Multiple use of MPAs
The proposal allows for the multiple use of MPAs. This means that activities, including fishing, will be allowed to take place within an MPA so long as such activity will not adversely impact on the conservation or scientific objectives of that MPA. The proposal includes provisions to guide the application of other CCAMLR conservation measures to the East Antarctic MPA.
Consideration of the proposal
CCAMLR made a commitment to meet the World Summit on Sustainable Development target to establish a representative system of MPAs by 2012. In 2011 CCAMLR adopted a framework for establishing MPAs in the form of a conservation measure and, in doing so, the Commission noted that the adoption of this conservation measure confirmed CCAMLR's commitment to create a representative system of MPAs in the CCAMLR Area.
Whilst the Commission has not yet been able to achieve consensus on the East Antarctic or Ross Sea Region MPA proposals, the Commission has recognised the importance of MPAs. The next opportunity to progress the East Antarctic MPA proposal will be at the annual meeting of CCAMLR in Hobart in October 2014.
East Antarctic Marine Protected Areas
The icy waters of the Southern Ocean off East Antarctica support some of the richest and most diverse ecosystems in the world. Marine mammals, penguins and seabirds frequent the area to gorge on the abundant food supplies. It’s also the breeding area for key species of fish and Antarctic krill.
The critical importance of this area for the overall health of our oceans is now being recognised through a joint push from Australia, France and the European Union to establish a system of Marine Protected Areas, or MPAs in East Antarctica.
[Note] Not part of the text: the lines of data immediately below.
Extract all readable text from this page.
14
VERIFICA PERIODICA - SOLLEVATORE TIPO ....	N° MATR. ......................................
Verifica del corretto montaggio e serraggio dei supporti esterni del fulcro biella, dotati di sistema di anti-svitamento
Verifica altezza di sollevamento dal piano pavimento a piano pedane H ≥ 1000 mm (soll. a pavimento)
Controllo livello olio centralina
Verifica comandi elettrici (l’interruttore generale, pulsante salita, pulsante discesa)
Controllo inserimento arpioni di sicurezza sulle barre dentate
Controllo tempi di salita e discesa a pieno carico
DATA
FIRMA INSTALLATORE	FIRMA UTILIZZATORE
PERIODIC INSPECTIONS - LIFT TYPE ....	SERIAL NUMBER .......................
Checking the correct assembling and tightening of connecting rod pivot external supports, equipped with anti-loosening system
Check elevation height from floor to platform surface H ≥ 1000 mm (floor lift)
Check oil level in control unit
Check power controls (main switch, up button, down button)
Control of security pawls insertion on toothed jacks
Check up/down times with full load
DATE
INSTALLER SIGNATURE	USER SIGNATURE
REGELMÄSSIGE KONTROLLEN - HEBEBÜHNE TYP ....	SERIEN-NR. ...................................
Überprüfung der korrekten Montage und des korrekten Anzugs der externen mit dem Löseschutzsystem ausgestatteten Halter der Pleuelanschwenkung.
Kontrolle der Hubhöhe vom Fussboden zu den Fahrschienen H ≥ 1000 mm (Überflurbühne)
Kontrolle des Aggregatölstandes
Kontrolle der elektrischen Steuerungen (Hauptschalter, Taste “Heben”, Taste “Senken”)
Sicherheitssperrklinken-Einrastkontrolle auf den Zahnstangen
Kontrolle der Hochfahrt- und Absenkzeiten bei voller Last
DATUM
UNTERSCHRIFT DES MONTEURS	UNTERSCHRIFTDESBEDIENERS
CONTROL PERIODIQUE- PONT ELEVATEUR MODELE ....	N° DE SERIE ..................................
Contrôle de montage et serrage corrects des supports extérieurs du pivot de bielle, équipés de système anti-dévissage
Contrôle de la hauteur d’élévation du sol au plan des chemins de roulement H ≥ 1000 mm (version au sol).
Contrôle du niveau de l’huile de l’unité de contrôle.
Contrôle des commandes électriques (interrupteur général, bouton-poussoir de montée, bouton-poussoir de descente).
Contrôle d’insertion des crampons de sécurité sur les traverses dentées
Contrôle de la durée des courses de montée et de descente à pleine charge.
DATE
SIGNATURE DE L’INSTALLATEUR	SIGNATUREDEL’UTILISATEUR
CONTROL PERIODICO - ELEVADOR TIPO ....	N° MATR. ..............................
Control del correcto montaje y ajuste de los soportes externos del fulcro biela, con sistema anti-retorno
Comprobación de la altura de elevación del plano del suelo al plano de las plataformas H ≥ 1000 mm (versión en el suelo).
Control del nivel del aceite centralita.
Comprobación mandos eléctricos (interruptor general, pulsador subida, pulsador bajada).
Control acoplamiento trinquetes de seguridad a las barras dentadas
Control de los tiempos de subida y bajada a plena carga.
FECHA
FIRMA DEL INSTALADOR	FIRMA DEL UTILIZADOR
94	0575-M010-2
The East Antarctic Marine Protected Area proposal aims to conserve seven regions of open ocean and seabed biodiversity.
This representative system will provide reference areas for understanding the effects of fishing, as well as the consequences of climate change on Antarctic and Southern Ocean ecosystems.
An important feature of the MPA proposal is that it is based on the principle of ‘multiple-use’. This allows activities, such as fishing, that will not affect the MPAs achieving their conservation and scientific objectives. The proposal was initially developed in 2010 using extensive scientific evidence and the principles of comprehensiveness, adequacy and representativeness.
It was endorsed by the scientific committee of the Commission for the Conservation of Antarctic Marine Living Resources, or CCAMLR, at its 2011 meeting as being based on the best scientific evidence available. Whilst a consensus on establishing the MPAs was not achieved at CCAMLR’s annual meeting last year, the importance of MPAs was recognised when member countries agreed to hold a Special Meeting in Germany in July 2013.
The seven Southern Ocean Marine Protected Areas covered in this proposal are in the high latitudes of the Indian Ocean sector. The regions represent unique continental ridge and seamount features; distinct endemic molluscs; highly productive coastal and oceanic food webs and foraging areas for marine mammals and Adélie and Emperor penguins; important nursery areas for Antarctic krill and toothfish; diverse sea floor environments on the shelf and slope, particularly in relation to canyons and ice shelves; areas representing important shelf, canyon and slope biodiversity; and areas important for our understanding of climate change such as sites where Antarctic Bottom Water forms.
The MPAs will provide vital insights into the impacts of climate change and human activities, on these unique and ecologically significant regions. MPAs provide one of the most effective means of ensuring the long term conservation and sustainable use of marine environments – principles that underpin CCAMLR’s core objective.
It is now up to member countries to ensure the protection of the unique and fragile ecosystems of the Southern Ocean now and into the future.